El recuerdo de su perro volvió a la memoria de la vidente: Jules se había ido para morir… y resurgir como un no-muerto. Se trataba de una condena de destierro.

—La única explicación que se me ocurre para que Jules haya tomado esa decisión suicida —afirmó— es que el proceso vampírico se esté precipitando. Conforme se aproxima el final, es posible que su transformación se vaya acelerando. Parece un mecanismo de supervivencia anidado en la naturaleza de esos seres malignos.

—¿Entonces?

Mathieu ponía sobre la mesa la gran duda.

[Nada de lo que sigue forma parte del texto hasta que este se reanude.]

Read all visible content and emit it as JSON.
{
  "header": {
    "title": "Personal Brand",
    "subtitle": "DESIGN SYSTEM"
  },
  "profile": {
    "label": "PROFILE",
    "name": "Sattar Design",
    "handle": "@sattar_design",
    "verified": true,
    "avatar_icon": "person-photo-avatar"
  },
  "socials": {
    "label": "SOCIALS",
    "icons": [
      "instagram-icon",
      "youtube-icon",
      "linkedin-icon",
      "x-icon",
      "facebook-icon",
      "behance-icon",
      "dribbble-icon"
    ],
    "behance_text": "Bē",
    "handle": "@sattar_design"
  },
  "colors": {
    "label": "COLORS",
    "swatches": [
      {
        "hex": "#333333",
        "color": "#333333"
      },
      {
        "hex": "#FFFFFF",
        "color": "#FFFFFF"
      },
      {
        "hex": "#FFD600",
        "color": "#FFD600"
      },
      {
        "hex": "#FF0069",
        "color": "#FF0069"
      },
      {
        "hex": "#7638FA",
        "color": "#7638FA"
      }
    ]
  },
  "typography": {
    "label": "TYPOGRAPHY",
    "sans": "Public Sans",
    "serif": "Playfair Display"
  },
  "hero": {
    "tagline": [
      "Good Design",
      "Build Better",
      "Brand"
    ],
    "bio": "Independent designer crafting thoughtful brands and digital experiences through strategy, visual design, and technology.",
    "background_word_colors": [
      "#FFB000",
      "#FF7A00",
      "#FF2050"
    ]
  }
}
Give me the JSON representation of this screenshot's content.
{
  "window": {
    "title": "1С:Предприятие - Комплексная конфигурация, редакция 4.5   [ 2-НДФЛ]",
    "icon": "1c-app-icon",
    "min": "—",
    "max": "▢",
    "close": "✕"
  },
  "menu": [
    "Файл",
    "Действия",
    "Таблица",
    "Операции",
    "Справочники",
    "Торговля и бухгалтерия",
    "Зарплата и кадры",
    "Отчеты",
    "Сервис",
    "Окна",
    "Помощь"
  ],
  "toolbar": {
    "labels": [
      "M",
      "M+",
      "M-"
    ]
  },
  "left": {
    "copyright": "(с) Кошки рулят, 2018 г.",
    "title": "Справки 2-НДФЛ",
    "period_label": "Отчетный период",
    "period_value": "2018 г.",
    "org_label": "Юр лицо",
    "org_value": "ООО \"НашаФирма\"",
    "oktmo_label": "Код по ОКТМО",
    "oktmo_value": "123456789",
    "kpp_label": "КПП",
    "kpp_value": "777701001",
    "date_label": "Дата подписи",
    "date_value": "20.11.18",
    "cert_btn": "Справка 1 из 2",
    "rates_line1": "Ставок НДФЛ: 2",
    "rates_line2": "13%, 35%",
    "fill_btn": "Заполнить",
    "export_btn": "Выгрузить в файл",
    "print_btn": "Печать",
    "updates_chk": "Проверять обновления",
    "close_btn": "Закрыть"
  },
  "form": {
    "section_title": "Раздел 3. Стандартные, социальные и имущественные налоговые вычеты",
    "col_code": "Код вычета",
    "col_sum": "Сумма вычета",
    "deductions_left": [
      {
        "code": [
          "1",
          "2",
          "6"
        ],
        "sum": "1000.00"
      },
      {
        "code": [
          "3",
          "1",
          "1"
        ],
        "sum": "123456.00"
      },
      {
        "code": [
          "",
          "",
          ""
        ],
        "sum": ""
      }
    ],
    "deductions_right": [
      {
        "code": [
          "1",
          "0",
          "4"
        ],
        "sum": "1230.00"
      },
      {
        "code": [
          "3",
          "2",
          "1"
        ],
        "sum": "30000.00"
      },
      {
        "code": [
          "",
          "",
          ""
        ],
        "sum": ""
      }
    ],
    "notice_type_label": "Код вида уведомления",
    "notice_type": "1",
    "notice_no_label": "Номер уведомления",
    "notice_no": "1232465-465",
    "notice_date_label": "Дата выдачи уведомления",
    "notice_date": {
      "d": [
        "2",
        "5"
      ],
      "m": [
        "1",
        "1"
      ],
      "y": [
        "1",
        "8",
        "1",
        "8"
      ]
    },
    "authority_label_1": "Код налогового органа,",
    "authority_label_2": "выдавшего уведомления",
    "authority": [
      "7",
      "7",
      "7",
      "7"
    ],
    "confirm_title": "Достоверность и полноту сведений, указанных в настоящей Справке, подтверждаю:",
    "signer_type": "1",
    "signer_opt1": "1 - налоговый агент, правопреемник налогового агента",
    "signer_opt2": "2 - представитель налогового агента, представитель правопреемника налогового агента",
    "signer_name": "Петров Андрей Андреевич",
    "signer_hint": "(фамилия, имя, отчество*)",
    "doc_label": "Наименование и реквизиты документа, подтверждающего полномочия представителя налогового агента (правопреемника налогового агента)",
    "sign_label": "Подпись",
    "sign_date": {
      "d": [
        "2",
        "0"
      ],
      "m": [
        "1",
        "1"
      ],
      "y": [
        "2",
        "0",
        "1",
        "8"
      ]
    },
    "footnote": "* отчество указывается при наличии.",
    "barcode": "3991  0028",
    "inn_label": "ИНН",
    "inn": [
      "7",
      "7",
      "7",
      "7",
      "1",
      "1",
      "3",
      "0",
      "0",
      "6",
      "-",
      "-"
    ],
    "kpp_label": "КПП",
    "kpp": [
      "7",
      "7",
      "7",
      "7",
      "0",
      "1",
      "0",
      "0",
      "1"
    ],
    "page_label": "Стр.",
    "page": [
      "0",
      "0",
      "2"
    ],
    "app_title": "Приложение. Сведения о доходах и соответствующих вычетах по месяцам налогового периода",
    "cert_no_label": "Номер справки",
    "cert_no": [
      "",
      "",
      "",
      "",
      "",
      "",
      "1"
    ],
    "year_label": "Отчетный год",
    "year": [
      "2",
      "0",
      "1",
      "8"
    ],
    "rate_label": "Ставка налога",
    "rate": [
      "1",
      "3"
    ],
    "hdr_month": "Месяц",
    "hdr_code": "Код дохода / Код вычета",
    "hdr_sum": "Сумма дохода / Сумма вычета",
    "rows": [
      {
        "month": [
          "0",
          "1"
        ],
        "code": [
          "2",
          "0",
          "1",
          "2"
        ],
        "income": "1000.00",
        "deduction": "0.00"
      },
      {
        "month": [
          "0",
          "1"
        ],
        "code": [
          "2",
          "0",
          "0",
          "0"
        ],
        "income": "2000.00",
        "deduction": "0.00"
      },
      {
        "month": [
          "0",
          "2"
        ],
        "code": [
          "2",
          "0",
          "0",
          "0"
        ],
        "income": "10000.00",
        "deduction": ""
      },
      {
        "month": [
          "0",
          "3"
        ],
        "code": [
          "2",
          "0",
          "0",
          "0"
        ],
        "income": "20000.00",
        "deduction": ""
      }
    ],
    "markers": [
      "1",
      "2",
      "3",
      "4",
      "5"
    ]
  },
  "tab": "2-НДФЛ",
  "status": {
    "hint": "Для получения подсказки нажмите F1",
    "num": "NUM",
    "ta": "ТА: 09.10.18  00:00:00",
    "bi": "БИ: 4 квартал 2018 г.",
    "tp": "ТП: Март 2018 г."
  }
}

—Entonces hay que encontrarlo como sea —contestó la médium, solemne—. Durante las horas de luz. No sabemos si la noche lo ha vuelto peligroso. Ahora todo cabe.

Resultaba muy doloroso hablar en esos términos de Jules, pero nadie se atrevió a hacer ningún comentario al respecto. La realidad imponía sus severas condiciones e iba despojando al amigo gótico de su antigua identidad casi con la misma eficacia con la que su degeneración deterioraba su cuerpo a dentelladas.

—Qué poco sabemos… —se quejó Mathieu—. Localizar a Jules por todo París va a ser como buscar una aguja en un pajar.

—Sí —convino Daphne con semblante taciturno—. Edouard y yo podemos intentar percibirlo, pero aun así no va a ser fácil. Paradójicamente, si fuera ya un vampiro, sus movimientos serían más previsibles.

—Además —advirtió el joven médium consultando su reloj—, quedan pocas horas de luz. Va ser imposible dar hoy con él.

—No seamos pesimistas —pidió Marcel—. Eso es lo único que no podemos permitirnos. De situaciones más graves hemos salido, ¿verdad? La desaparición de Jules nos ha asustado, es cierto, pero tal vez su proceso degenerativo no se haya adelantado tanto como sospechamos. Recordad que la mordedura que sufrió era muy superficial.